Vorig jaar (om precies te zijn, op woensdag 23 mei 2018) was er op omroep MAX een voordracht van hersenwetenschapper Erik Scherder over het brein. Ik was in de andere kamer voor school aan het werk en luisterde er zijdelings naar.
Ik krijg altijd een beetje de kriebels als ik de man zie of hoor. Misschien door zijn overdreven enthousiaste manier van praten en presenteren, misschien ook door zijn (in mijn ogen) erg eenzijdige nadruk op de functies van onze hersenen. Alsof wij als mens alleen maar uit hersenen bestaan. Alsof die ons volledig bepalen.
Ik veerde op toen ik hem over 'de wil' hoorde praten.
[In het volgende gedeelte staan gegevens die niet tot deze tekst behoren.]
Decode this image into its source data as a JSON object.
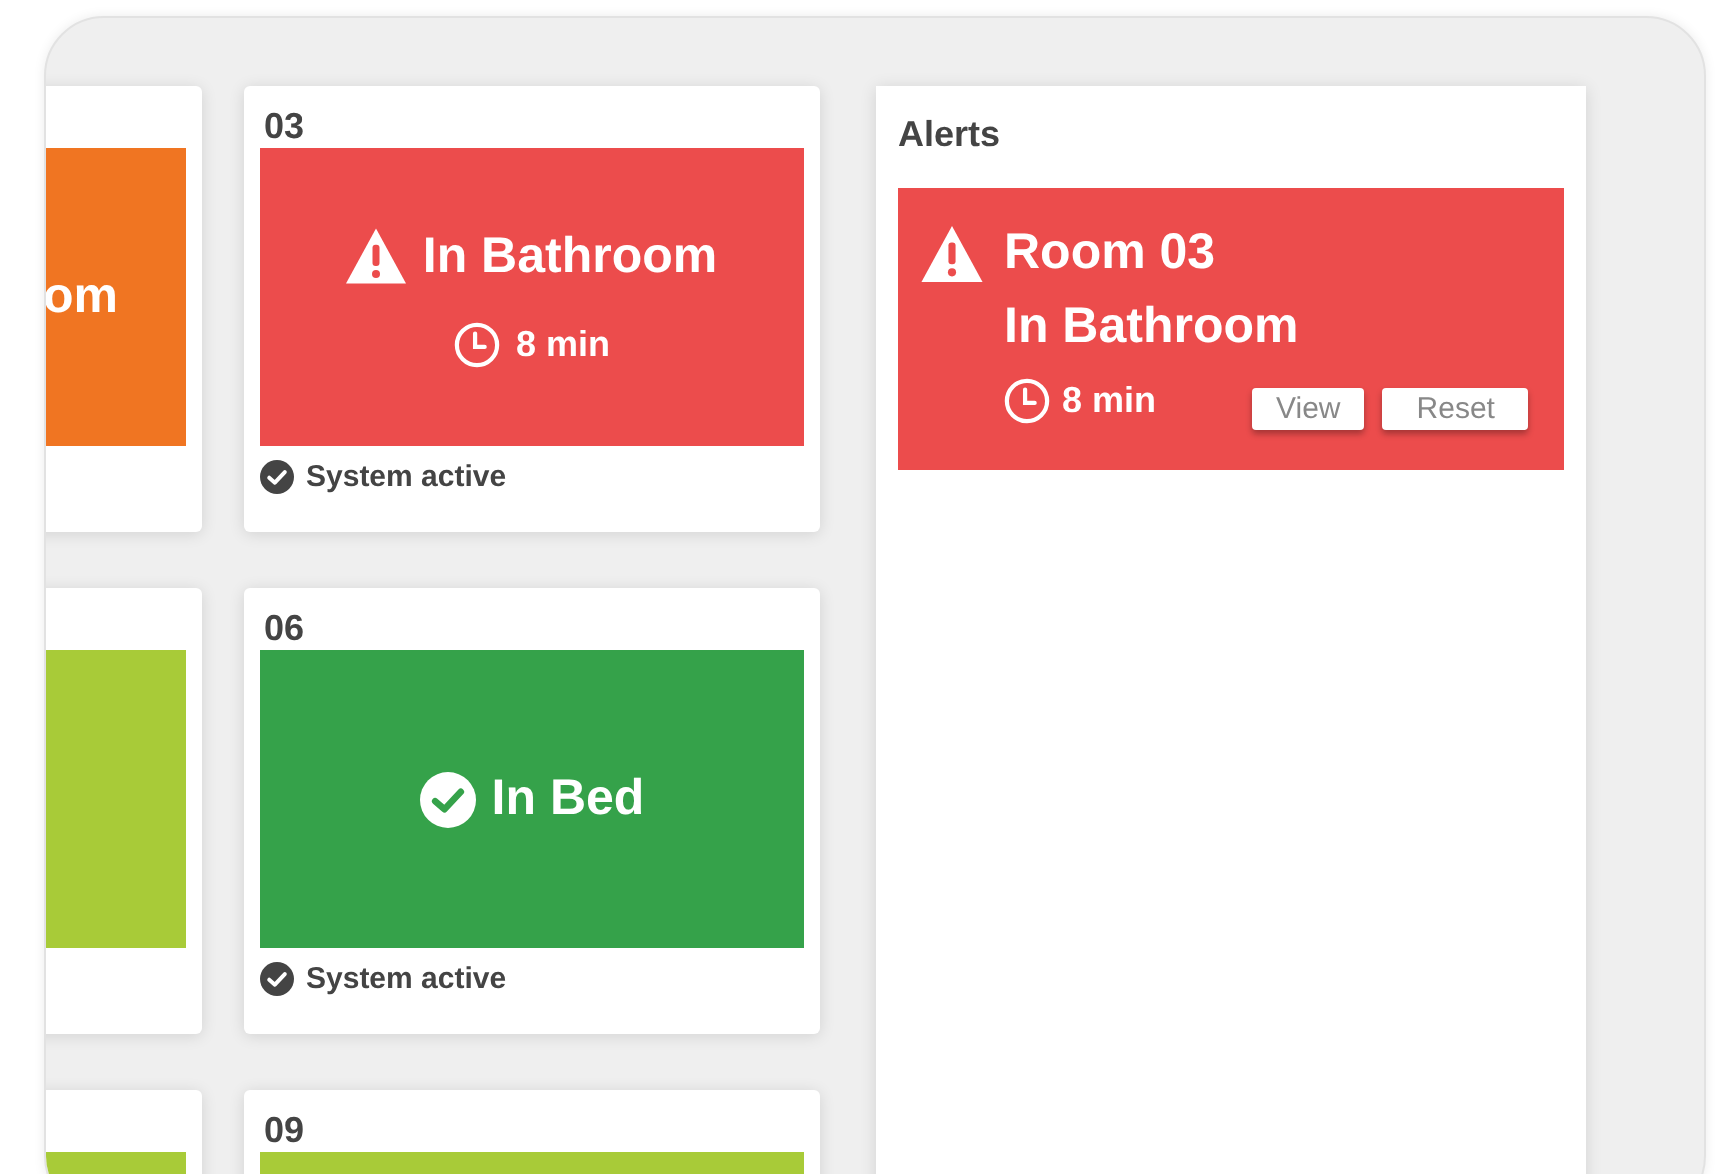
{
  "rooms": [
    {
      "kind": "plain",
      "color": "#f07522",
      "status": "om"
    },
    {
      "number": "03",
      "kind": "alert",
      "color": "#ec4c4c",
      "status": "In Bathroom",
      "time": "8 min",
      "system_status": "System active"
    },
    {
      "kind": "plain",
      "color": "#a8cb38"
    },
    {
      "number": "06",
      "kind": "ok",
      "color": "#35a24a",
      "status": "In Bed",
      "system_status": "System active"
    },
    {
      "kind": "plain",
      "color": "#a8cb38"
    },
    {
      "number": "09",
      "kind": "plain",
      "color": "#a8cb38"
    }
  ],
  "alerts": {
    "title": "Alerts",
    "items": [
      {
        "room": "Room 03",
        "status": "In Bathroom",
        "time": "8 min",
        "buttons": [
          "View",
          "Reset"
        ]
      }
    ]
  }
}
Volgens hem zetelt ook deze in ons brein, in onze hersenen dus. Pardon? Letterlijk zei hij (voor wie het wil terugzien, op youtube staat het filmpje nog, na 20.30 minuten):
Ik wil het woord 'kat' schrijven.
Huh?
Ik wil iets, dat is een hersenfunctie.
En die hersenfunctie komt al een beetje van de binnenkant van die frontale lob: ik wil iets (wijst op een plek in de hersenen).
De wil zit dus, zo interpreteer ik dit, op één speciale plek in de hersenen, namelijk aan de binnenkant van de frontale lob.
Dit lijkt een vervolg op wat Dick Swaab in zijn boek Wij zijn ons brein schrijft. Ons brein dat alles bepaalt: wie we zijn en hoe we ons gedragen. Alleen is het nu specifieker, met de aanduiding van de precieze plek van de wil in onze hersenen.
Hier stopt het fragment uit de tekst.